What is it? A nitrous controller is often called a progressive box. A progressive box is an electronic gadget with a miniature computer. It allows you to limit the flow rate of nitrous and fuel available to the nitrous system and consequently the useable horsepower available to the tires.

The word progressive is supposed to mean that if you had jets in your nitrous system that could potentially produce 300 HP, you could set the controller to pulse for a period of time, limiting the HP and then ramping back up to full flow HP in the time span you dictate. This description is not entirely accurate, however. It’s kind of misleading to think that your HP is cut in half, for instance. Nothing has really changed as far as the potential HP level is concerned, which is dictated by your jets and pressures. What is really happening is that the solenoid is opening and closing enough times per second to limit the amount of time that the maximum flow rate is available to the jets. We call this opening and closing “pulsing.” Think of it this way. If you are in front of a spinning revolving door is it open or closed to you? Obviously only part of you can get through unless you are super human quick, so it is closed for a moment. Open it a little slower and you can sneak by if you are quick enough. The same principle is how nitrous controllers operate. A nitrous controller slows down the maximum flow rate by turning the flow on and off in short bursts over a period of time.

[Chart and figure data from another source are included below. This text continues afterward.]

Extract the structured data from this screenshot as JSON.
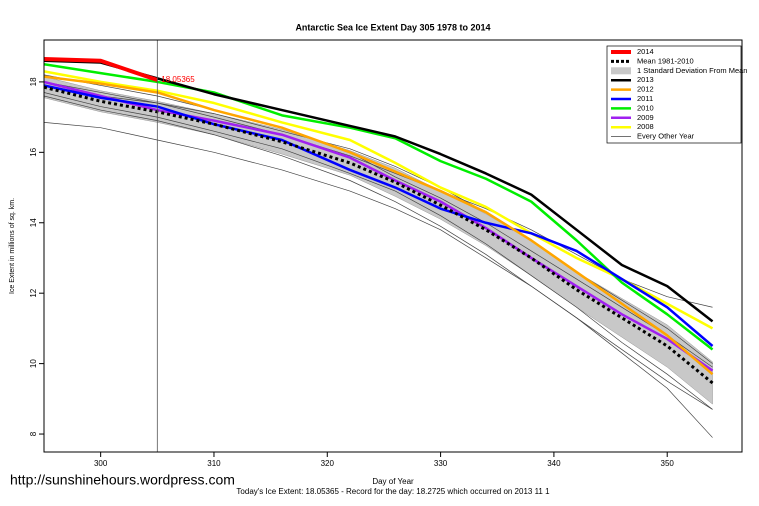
{
  "chart_data": {
    "type": "line",
    "title": "Antarctic Sea Ice Extent Day 305 1978 to 2014",
    "x_label": "Day of Year",
    "y_label": "Ice Extent in millions of sq. km.",
    "footnote": "Today's Ice Extent: 18.05365  - Record for the day: 18.2725 which occurred on 2013 11 1",
    "watermark": "http://sunshinehours.wordpress.com",
    "x": [
      295,
      300,
      305,
      310,
      316,
      322,
      326,
      330,
      334,
      338,
      342,
      346,
      350,
      354
    ],
    "xlim": [
      295,
      356.6
    ],
    "ylim": [
      7.49,
      19.19
    ],
    "xticks": [
      300,
      310,
      320,
      330,
      340,
      350
    ],
    "yticks": [
      8,
      10,
      12,
      14,
      16,
      18
    ],
    "vline": 305,
    "legend": "top-right",
    "series": [
      {
        "name": "2014",
        "color": "#ff0000",
        "width": 4,
        "values": [
          18.65,
          18.6,
          18.05365,
          null,
          null,
          null,
          null,
          null,
          null,
          null,
          null,
          null,
          null,
          null
        ],
        "value_labels": [
          null,
          null,
          "18.05365",
          null,
          null,
          null,
          null,
          null,
          null,
          null,
          null,
          null,
          null,
          null
        ]
      },
      {
        "name": "Mean 1981-2010",
        "color": "#000000",
        "width": 3,
        "dash": true,
        "values": [
          17.85,
          17.45,
          17.15,
          16.8,
          16.3,
          15.7,
          15.15,
          14.5,
          13.8,
          13.0,
          12.1,
          11.3,
          10.5,
          9.45
        ]
      },
      {
        "name": "1 Standard Deviation From Mean",
        "color": "#c8c8c8",
        "upper": [
          18.15,
          17.75,
          17.45,
          17.1,
          16.65,
          16.05,
          15.55,
          14.9,
          14.25,
          13.5,
          12.6,
          11.85,
          11.1,
          10.05
        ],
        "lower": [
          17.55,
          17.15,
          16.85,
          16.5,
          15.95,
          15.35,
          14.75,
          14.1,
          13.35,
          12.5,
          11.6,
          10.75,
          9.9,
          8.85
        ]
      },
      {
        "name": "2013",
        "color": "#000000",
        "width": 2.5,
        "values": [
          18.6,
          18.55,
          18.1,
          17.65,
          17.2,
          16.75,
          16.45,
          15.95,
          15.4,
          14.8,
          13.8,
          12.8,
          12.2,
          11.2
        ]
      },
      {
        "name": "2012",
        "color": "#ffa500",
        "width": 2.5,
        "values": [
          18.15,
          17.95,
          17.7,
          17.2,
          16.7,
          16.0,
          15.45,
          14.9,
          14.3,
          13.5,
          12.6,
          11.7,
          10.8,
          9.7
        ]
      },
      {
        "name": "2011",
        "color": "#0000ff",
        "width": 2.5,
        "values": [
          17.9,
          17.55,
          17.3,
          16.8,
          16.35,
          15.5,
          15.0,
          14.4,
          14.0,
          13.7,
          13.2,
          12.4,
          11.6,
          10.5
        ]
      },
      {
        "name": "2010",
        "color": "#00ee00",
        "width": 2.5,
        "values": [
          18.5,
          18.25,
          18.0,
          17.7,
          17.05,
          16.7,
          16.4,
          15.75,
          15.25,
          14.6,
          13.5,
          12.3,
          11.4,
          10.4
        ]
      },
      {
        "name": "2009",
        "color": "#a020f0",
        "width": 2.5,
        "values": [
          18.0,
          17.6,
          17.2,
          16.9,
          16.5,
          15.85,
          15.2,
          14.6,
          13.85,
          13.0,
          12.2,
          11.4,
          10.7,
          9.8
        ]
      },
      {
        "name": "2008",
        "color": "#ffff00",
        "width": 2.5,
        "values": [
          18.3,
          18.0,
          17.75,
          17.4,
          16.85,
          16.35,
          15.7,
          15.0,
          14.45,
          13.7,
          13.0,
          12.4,
          11.7,
          11.0
        ]
      },
      {
        "name": "Every Other Year",
        "color": "#444444",
        "width": 0.7,
        "lines": [
          [
            16.85,
            16.7,
            16.35,
            16.0,
            15.5,
            14.9,
            14.4,
            13.8,
            13.0,
            12.2,
            11.3,
            10.4,
            9.5,
            8.7
          ],
          [
            17.6,
            17.2,
            16.9,
            16.5,
            15.9,
            15.2,
            14.6,
            13.9,
            13.1,
            12.2,
            11.3,
            10.3,
            9.3,
            7.9
          ],
          [
            17.9,
            17.6,
            17.4,
            17.1,
            16.6,
            16.1,
            15.6,
            15.0,
            14.3,
            13.5,
            12.6,
            11.8,
            11.0,
            10.0
          ],
          [
            18.2,
            17.9,
            17.6,
            17.2,
            16.7,
            16.0,
            15.3,
            14.7,
            14.0,
            13.2,
            12.4,
            11.6,
            10.8,
            9.9
          ],
          [
            17.7,
            17.3,
            17.0,
            16.6,
            16.1,
            15.4,
            14.9,
            14.2,
            13.4,
            12.5,
            11.6,
            10.6,
            9.7,
            8.7
          ],
          [
            18.0,
            17.7,
            17.4,
            17.0,
            16.5,
            15.9,
            15.4,
            14.9,
            14.4,
            13.8,
            13.1,
            12.4,
            11.9,
            11.6
          ]
        ]
      }
    ]
  }
}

A nitrous controller is desired to soften the incredible torque spike that occurs with each stage of nitrous activation. You may have an engine with more torque than the car or track can handle or you have a tire limited class car (or both) with no wheelie bars and it
has a tendency to spin the tires. If you use a controller and reduce the amount of nitrous available to the engine just long enough to get the car moving forward then ramp in the full charge you will improve your ET, guaranteed.

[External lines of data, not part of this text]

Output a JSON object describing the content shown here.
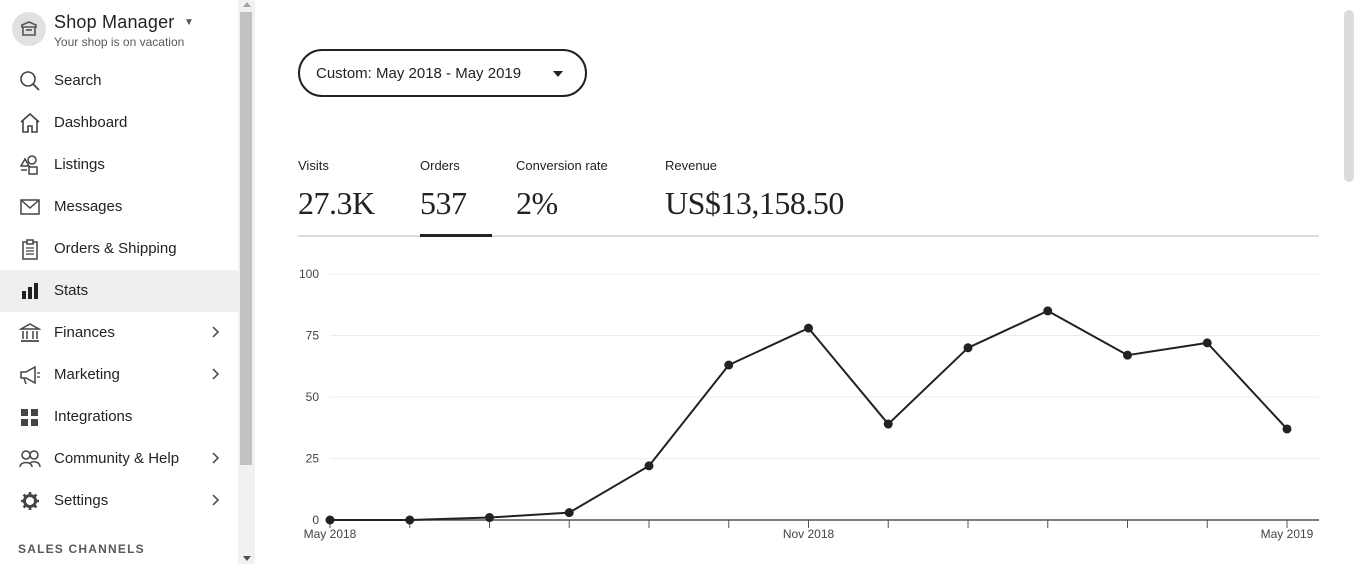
{
  "sidebar": {
    "brand": {
      "title": "Shop Manager",
      "subtitle": "Your shop is on vacation",
      "icon": "etsy-store-icon"
    },
    "items": [
      {
        "label": "Search",
        "icon": "search-icon",
        "has_submenu": false
      },
      {
        "label": "Dashboard",
        "icon": "home-icon",
        "has_submenu": false
      },
      {
        "label": "Listings",
        "icon": "listings-shapes-icon",
        "has_submenu": false
      },
      {
        "label": "Messages",
        "icon": "envelope-icon",
        "has_submenu": false
      },
      {
        "label": "Orders & Shipping",
        "icon": "clipboard-icon",
        "has_submenu": false
      },
      {
        "label": "Stats",
        "icon": "bar-chart-icon",
        "has_submenu": false,
        "active": true
      },
      {
        "label": "Finances",
        "icon": "bank-icon",
        "has_submenu": true
      },
      {
        "label": "Marketing",
        "icon": "megaphone-icon",
        "has_submenu": true
      },
      {
        "label": "Integrations",
        "icon": "grid-icon",
        "has_submenu": false
      },
      {
        "label": "Community & Help",
        "icon": "people-icon",
        "has_submenu": true
      },
      {
        "label": "Settings",
        "icon": "gear-icon",
        "has_submenu": true
      }
    ],
    "section_heading": "SALES CHANNELS"
  },
  "date_filter": {
    "label": "Custom: May 2018 - May 2019"
  },
  "stats_tabs": [
    {
      "label": "Visits",
      "value": "27.3K"
    },
    {
      "label": "Orders",
      "value": "537",
      "selected": true
    },
    {
      "label": "Conversion rate",
      "value": "2%"
    },
    {
      "label": "Revenue",
      "value": "US$13,158.50"
    }
  ],
  "colors": {
    "line": "#222222",
    "grid": "#ececec",
    "active_nav_bg": "#efefef"
  },
  "chart_data": {
    "type": "line",
    "title": "",
    "xlabel": "",
    "ylabel": "",
    "ylim": [
      0,
      100
    ],
    "yticks": [
      0,
      25,
      50,
      75,
      100
    ],
    "x": [
      "2018-05",
      "2018-06",
      "2018-07",
      "2018-08",
      "2018-09",
      "2018-10",
      "2018-11",
      "2018-12",
      "2019-01",
      "2019-02",
      "2019-03",
      "2019-04",
      "2019-05"
    ],
    "x_tick_labels": [
      {
        "index": 0,
        "label": "May 2018"
      },
      {
        "index": 6,
        "label": "Nov 2018"
      },
      {
        "index": 12,
        "label": "May 2019"
      }
    ],
    "series": [
      {
        "values": [
          0,
          0,
          1,
          3,
          22,
          63,
          78,
          39,
          70,
          85,
          67,
          72,
          37
        ]
      }
    ],
    "grid": true,
    "legend": "none"
  }
}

Some folks try to do the power reduction with ignition retards (reducing total timing) combined with delaying the nitrous activation but this can bite you by producing bumper dragging wheel stands. While this works in some cases it is hard to take enough timing out and not have the pinion try to climb the ring gear and wheel stand the car. When you pull the timing back too far from the engine's ideal point and the nitrous is not activated, the engine really runs sour. While this wheelstand may get your car featured in DRO, you won’t win the race.

If you use the nitrous controller instead of ignition to accomplish this you can leave the timing where it needs to be with the nitrous on and avoid extreme wheel stands and losing. Usually it only requires 2-5 tenths of nitrous progressive duration to make the chassis work as it was intended and stick the car to the track.